Asked by Anonymous
Asked on 25 Jun 2019
I have recently graduated from uni and would be starting work soon in July. Just wondering if there’s a best yet feasible way to reduce interests incurred... how would you make the repayment? Or if anyone had a similar experience and can help provide some advice?
I think most would have went thru this route. I don't know if there is minimum payment on the both, or if its treated as one combined loan. If they are both from cpf, then the interest would be pretty much locked @ 2.5% which ain't too bad (excluding mortgages, lines of credit / credit cards / consolidated loans charge 4+ to over 26% interest).

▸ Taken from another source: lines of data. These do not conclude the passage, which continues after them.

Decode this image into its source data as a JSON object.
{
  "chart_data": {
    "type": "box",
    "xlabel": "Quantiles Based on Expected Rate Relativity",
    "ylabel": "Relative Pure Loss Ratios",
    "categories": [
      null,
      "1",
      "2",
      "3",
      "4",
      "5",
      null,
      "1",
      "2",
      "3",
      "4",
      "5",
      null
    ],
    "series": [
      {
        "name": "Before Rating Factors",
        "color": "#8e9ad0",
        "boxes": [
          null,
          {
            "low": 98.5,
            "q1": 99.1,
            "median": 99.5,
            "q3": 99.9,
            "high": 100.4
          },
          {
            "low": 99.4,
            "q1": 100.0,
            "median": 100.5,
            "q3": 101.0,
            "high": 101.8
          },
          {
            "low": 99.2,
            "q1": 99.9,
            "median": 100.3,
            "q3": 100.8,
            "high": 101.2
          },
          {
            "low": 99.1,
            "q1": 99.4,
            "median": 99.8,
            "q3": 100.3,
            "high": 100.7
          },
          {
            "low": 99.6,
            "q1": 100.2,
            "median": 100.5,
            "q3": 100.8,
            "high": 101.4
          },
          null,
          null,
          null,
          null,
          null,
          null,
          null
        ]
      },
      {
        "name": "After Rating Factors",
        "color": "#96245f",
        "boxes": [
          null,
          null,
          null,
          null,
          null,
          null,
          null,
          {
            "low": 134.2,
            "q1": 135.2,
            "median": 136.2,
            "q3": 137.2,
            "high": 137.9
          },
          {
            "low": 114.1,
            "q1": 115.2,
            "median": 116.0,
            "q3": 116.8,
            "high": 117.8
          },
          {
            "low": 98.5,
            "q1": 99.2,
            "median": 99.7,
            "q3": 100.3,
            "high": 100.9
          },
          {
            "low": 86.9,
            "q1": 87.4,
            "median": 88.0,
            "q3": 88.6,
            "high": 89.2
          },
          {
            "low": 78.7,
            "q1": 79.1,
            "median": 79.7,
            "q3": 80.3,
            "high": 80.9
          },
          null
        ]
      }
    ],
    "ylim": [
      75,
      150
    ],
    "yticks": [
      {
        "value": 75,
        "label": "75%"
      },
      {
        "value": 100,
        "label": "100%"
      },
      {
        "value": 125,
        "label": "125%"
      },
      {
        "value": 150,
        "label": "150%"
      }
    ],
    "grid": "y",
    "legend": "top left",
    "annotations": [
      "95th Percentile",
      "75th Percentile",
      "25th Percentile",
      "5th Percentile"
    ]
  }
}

This is a good ground for you to learn how to manage debt. I would suggest you do a budget for your expected first pay (less 20% cpf). Maybe set aside 15 - 20% of your pay and arrange for the giro deduction. If after all expenses and giving family some money, you still have balance savings, you can adjust the monthly repayment gradually.
I think I paid off mine in 3+ years. Once you settle the loan, and have gathered discipline to manage your budgets, you can channel the money once used to pay off these loans towards investing via rsp.
Dont stress out over 2.5% interest. Credit card interest is the one to fear the most. I have seen quite a few people buried by credit card debt and become bankrupt.